Alcohol in breath, blood and urine
Since breath, blood and urine are the most important specimens that are analyzed for their alcohol content, we will concentrate on these samples and how they are used to measure alcohol at times of interest (for example the time of an assault or a car accident).
Alcohol and driving impairment
The most important behavioural effect of alcohol from the point of view of the forensic toxicologist is the effect of alcohol on the ability to drive a car. By far, this is the area of forensic toxicology that we are called upon the most to give expert witness testimony on so we will spend some time discussing how alcohol impairs driving ability.
Effects of alcohol on memory and aggression
These effects of alcohol are also important, and will come into play in cases other than impaired driving cases, such as homicides and sexual assault cases.
What is alcohol?
There are several different types of alcohol, all of which you are likely familiar with from their various household and industrial uses. The alcohol which we commonly associate with drinking is ethanol, or ethyl alcohol.
Other alcohols which are encountered in forensic toxicology are:
Methanol – also known sometimes as wood alcohol, methanol is a commonly used solvent and reagent in the chemical industry and is a component of windshield washer antifreeze.
Isopropanol – what we commonly know as “rubbing alcohol”, isopropanol is a commonly used antiseptic.
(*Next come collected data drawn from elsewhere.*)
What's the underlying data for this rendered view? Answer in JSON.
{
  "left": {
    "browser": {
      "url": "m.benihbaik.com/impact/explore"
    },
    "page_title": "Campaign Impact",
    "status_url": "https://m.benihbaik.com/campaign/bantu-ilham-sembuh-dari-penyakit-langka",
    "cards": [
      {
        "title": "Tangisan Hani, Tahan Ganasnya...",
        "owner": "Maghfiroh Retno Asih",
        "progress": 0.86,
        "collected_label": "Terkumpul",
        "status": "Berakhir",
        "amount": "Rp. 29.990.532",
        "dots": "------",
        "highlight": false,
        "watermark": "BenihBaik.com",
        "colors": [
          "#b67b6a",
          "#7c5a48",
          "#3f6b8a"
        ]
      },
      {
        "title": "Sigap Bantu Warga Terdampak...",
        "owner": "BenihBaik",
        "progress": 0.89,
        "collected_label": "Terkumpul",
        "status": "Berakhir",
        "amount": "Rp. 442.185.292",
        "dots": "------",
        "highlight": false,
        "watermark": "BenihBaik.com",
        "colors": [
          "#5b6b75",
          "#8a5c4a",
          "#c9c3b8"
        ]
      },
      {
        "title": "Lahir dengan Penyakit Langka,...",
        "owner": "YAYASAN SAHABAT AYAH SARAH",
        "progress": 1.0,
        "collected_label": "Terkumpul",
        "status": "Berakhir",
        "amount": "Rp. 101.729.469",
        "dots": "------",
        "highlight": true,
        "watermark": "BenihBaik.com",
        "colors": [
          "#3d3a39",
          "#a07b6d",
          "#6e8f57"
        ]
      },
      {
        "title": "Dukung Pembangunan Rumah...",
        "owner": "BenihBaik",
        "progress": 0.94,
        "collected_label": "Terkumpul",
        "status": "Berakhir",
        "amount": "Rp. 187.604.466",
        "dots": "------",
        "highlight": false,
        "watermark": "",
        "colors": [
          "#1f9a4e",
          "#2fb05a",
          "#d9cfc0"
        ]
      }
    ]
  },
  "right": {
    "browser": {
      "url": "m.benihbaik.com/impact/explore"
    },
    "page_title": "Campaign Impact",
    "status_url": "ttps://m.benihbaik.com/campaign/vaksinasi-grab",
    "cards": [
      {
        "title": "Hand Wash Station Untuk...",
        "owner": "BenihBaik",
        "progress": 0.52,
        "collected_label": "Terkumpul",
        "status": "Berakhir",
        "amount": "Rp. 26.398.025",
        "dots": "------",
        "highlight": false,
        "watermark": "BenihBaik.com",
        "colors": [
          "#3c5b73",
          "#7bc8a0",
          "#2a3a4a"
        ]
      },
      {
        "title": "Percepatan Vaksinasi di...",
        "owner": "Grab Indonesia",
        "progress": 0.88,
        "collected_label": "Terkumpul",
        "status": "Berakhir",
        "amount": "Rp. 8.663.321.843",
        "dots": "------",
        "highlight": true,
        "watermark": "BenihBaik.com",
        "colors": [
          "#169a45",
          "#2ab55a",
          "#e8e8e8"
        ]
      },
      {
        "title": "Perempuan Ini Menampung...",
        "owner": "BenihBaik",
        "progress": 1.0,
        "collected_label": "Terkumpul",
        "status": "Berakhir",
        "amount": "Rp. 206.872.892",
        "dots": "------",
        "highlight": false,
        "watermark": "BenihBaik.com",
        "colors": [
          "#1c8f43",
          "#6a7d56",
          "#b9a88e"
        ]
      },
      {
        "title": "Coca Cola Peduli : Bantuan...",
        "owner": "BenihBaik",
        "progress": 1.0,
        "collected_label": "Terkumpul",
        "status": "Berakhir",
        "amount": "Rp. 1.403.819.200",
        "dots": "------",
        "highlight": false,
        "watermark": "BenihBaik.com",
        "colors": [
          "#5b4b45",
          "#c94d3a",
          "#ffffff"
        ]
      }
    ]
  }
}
For example if you have had blood drawn at your physician’s office or at the hospital, it is likely that they swabbed the skin with isopropanol before insertion of the needle. Isopropanol is less toxic than methanol but actually has a greater central nervous system depression than ethanol does.
Ethylene Glycol – the active component of antifreeze. It is very toxic and will be covered in the upcoming lecture on “other poisons”.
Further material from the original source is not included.